- Location: Mahara Prison, Mahara, Western Province, Sri Lanka
- Date: 29 November 2020
- Attack type: Prison riot, arson, gun shot
- Weapons: Gun
- Deaths: 11
- Injured: 117
- Perpetrator: a senior member of the Mahara Prison Hospital staff
- Motive: COVID-19 pandemic

= Mahara prison riot =

Prison riot in Sri Lanka

Mahara prison riot was an arson attack which took place between the prison inmates and police officials from 29 November 2020 to 30 November 2020 at the Mahara Prison in Sri Lanka at the outskirts of the capital city of Colombo in Mahara. As of 30 November 2020, 11 inmates were reportedly killed and about 117 inmates were severely injured during the prison riot. Police guards opened fire to control the arson attack and also in order to prevent a jail break. A fire also spread from the Mahara fire following gun shots, and most of the deceased inmates succumbed to gun shots. It was revealed that prison inmates set fire to the kitchens inside the prison facility and briefly took two wardens hostage. The riots occurred following the rumours and speculations regarding the transferring of COVID-19 infected prisoners to Mahara Prison from other crowded prisons. Initially the prison inmates staged unrest demanding the officials and authorities to increase the PCR testing following the surge in COVID-19 cases in Sri Lankan prisons. Prior to the riots, around 12 prisoners tested positive for COVID-19.

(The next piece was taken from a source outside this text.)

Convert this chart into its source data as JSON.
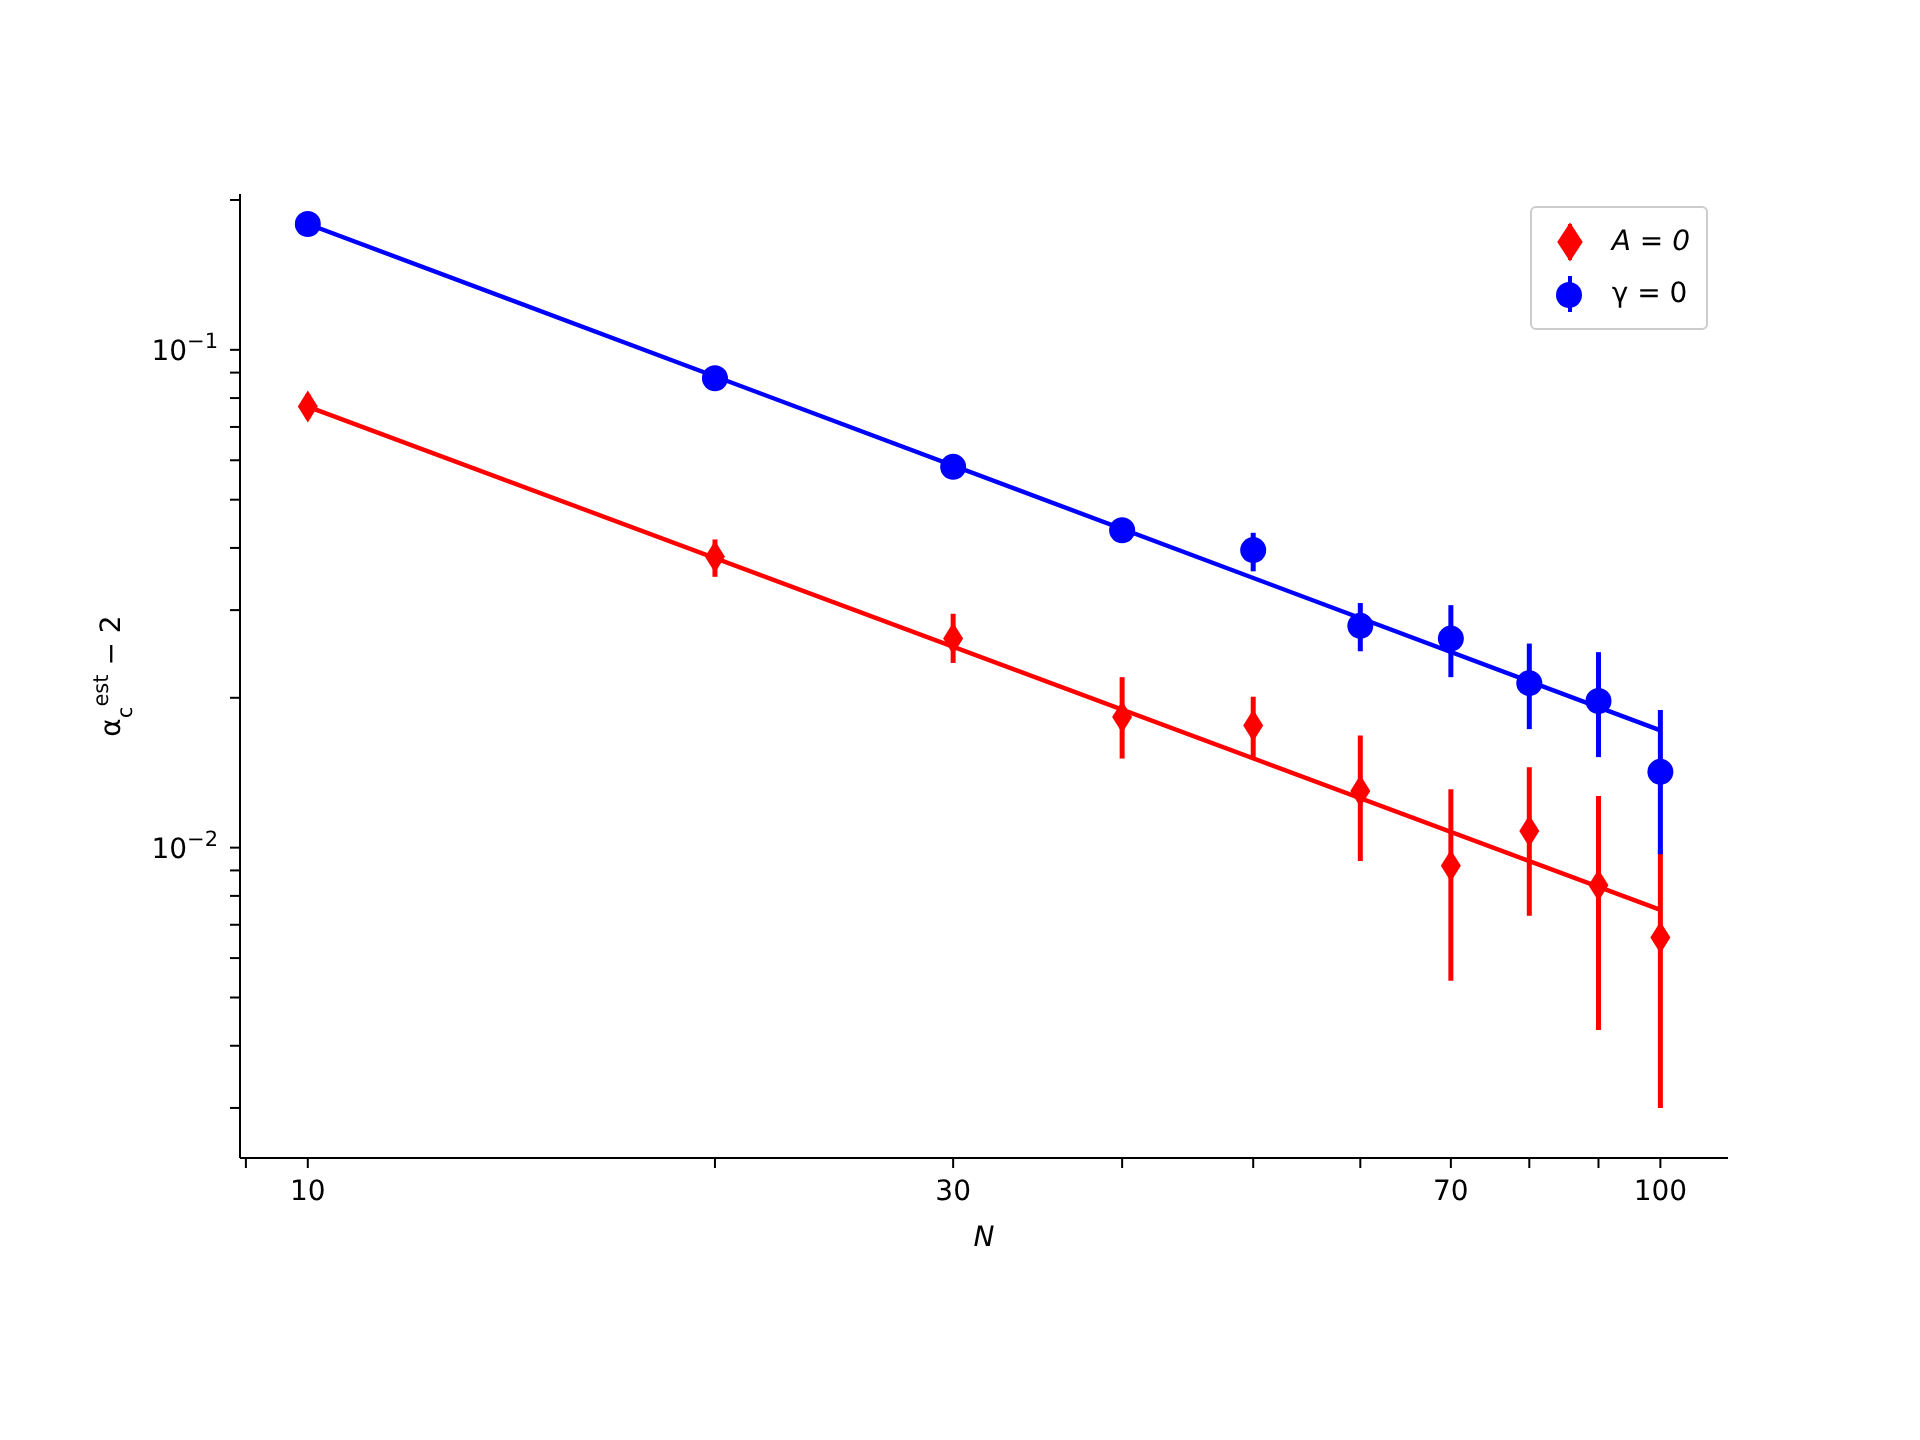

Police spokesperson Ajith Rohana stated that prison inmates triggered the unrest which turned into a prison riot. He also indicated that the prison inmates attempted to break the walls of prisons in order to escape. He further mentioned that the police officers had to open fire in order to prevent the prisoners from escaping. Around two police officers were also injured and have been hospitalised. Over 200 police commandos were deployed in the area and before the situation was brought under control. On 1 December 2020, it was reported that a further 36 prisoners were injured, bringing the tally to 107. The riot which started on 29 November 2020 in the evening lasted until 30 November 2020 in the afternoon.

== Background ==

Sri Lanka which was initially successful in handling the first wave of the pandemic, but recorded a sudden spike of COVID-19 cases starting in October after a fresh surge at Brandix, a popular apparel retailer, as well as at a fish market in Peliyagoda. The second wave of COVID-19 infections also took its toll in various prisons in Sri Lanka with over 1,000 cases reported since October 2020. As a result, prison inmates staged hunger strikes and protests demanding for better treatment and healthcare facilities. According to several sources, Sri Lankan prisons were heavily congested with each jail having over 26,000 inmates. As of November 2020, two prison inmates died due to the coronavirus.

== Aftermath ==
The eight bodies of the prison inmates were taken to the Teaching Hospital in Ragama. The Inspector General of Police C. D. Wickramaratne requested the Criminal Investigation Department to conduct an immediate investigation and probe into the Mahara riots, to which a Senior Superintendent of police was appointed. All 71 people, including two police officers, who were critically injured were admitted at the Ragama Teaching Hospital. On 30 November 2020, Ajith Rohana revealed that one of the senior members of the Mahara Prison Hospital staff was the mastermind behind the prison riots. The Minister of Justice Ali Sabry appointed a five-member panel to investigate the violence.